Thomás O'Ryan y Vázquez (1821, in Madrid – 1902) was a Spanish military Lieutenant General, Minister of War, and Professor at the Academy of Military Engineering in Guadalajara, Spain. He was of Irish descent.

==Military career==
O´Ryan took part in the Spanish Revolution in 1848. He also fought in Cuba, aged around 30, participating in the defeat of the second attempt at maritime invasion by the Venezuelan filibuster Narciso López (1797 – executed 1851), who had been helped with exiles, mercenaries and money by United States Governor John A. Quitman of Mississippi (1797–1858), former Senator John Henderson of Mississippi (1797–1857) and the editor of the New Orleans Delta, Laurence Sigur, contravening the Spain–USA neutrality conventions operative since 1818. Quitman, Henderson and others were tried by a tribunal in the United States but were finally acquitted.

===Crimean War===
O´Ryan was a military attaché in 1855, as a Lieutenant Colonel, aged 34, and was invited by the General Headquarters of the French - British Army at the Crimean War against Russia to write an account of the war. He did this together with his assistant Lieutenant of the Military Engineers Corp, Andres Villalon Hechebarria, deceased in 1885 as a Brigadier of the Spanish Army, who participated in military campaigns in Africa, Mexico and the Philippine Islands.

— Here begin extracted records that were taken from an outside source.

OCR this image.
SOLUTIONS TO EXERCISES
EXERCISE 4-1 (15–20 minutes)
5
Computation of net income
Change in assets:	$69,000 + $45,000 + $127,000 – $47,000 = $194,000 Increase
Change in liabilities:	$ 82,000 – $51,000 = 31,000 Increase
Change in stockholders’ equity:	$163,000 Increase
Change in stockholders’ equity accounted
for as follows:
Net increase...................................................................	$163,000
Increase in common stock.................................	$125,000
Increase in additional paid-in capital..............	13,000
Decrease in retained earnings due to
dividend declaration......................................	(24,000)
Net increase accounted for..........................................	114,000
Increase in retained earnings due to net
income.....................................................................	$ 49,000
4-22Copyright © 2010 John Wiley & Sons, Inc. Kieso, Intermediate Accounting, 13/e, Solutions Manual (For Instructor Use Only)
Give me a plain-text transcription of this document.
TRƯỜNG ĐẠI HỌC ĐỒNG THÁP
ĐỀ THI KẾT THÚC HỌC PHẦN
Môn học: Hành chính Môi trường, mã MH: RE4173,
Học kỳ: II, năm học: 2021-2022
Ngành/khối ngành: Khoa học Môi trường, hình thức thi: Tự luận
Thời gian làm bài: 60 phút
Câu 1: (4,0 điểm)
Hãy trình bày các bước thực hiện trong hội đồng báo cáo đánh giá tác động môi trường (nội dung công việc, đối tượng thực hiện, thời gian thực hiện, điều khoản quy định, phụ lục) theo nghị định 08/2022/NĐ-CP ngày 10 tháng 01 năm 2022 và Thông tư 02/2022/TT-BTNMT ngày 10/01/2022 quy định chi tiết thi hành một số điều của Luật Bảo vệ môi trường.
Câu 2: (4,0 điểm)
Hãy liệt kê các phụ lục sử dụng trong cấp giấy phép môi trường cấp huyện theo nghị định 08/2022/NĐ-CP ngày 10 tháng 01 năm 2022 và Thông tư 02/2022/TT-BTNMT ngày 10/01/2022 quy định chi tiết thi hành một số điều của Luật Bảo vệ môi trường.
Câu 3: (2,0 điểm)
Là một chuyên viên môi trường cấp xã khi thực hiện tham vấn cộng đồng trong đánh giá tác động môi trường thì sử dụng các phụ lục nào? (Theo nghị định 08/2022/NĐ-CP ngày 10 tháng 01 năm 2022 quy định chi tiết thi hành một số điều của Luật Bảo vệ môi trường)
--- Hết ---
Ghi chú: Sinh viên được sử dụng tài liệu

They wrote a most interesting account of the Crimean War in 3 volumes, namely: Memorias sobre el viaje militar a La Crimea, presentada por los oficiales del Cuerpo de Ingenieros nombrados en 1855 para seguir y estudiar las operaciones de la Guerra entre Rusia y las potencias occidentales de Francia e Inglaterra auxiliando a la Turquía. Madrid, Imprenta Memorial Engineers (Reports on the military journey to the Crimea, by officers of the Corps of Engineers appointed in 1855 to monitor and study the operations of the War between Russia and the Western powers France and England, in support of Turkey.).

==Further career==
In 1859 he was commissioned as a Colonel to witness the Italian War.

He was a Governor of Melilla (1864–1866). He was a personal aide of King Alfonso XII of Spain (1857 - King under a coup d'état in 1875–1885), Minister of War in the Cabinet of Prime Minister Praxedes Mateo Sagasta and General Director of the Infantry Corps.

==Bibliography==
O´Ryan wrote in Spanish, Guerra de Oriente (1854 a 1856). Conferencias dadas en el Centro del Ejército y de la Armada by General Don Tomás O´Ryan y Vázquez (East War (1854 to 1856). Lectures given to the Army and Navy.). Madrid, Imprenta Memorial Engineers (1886).

He published in 1856, in vol. 11, of the Imprenta Memorial Engineers, (Madrid), a 360 pages treatise with 36 deployable designs, a translation of the German work by the Austrian Julius von Wurmb Tratado de Arquitectura Militar (Treatise on Military Architecture).

He wrote some treatises on military engineering.

==Honours==
He received the "Legion d'Honneur" medal in France, the Portuguese medal of the "Order of the Concepcion de Villaviciosa", the medal of "San Maurizio e San Lazaro" in Italy and the "Order of the Medjidie" from Turkey.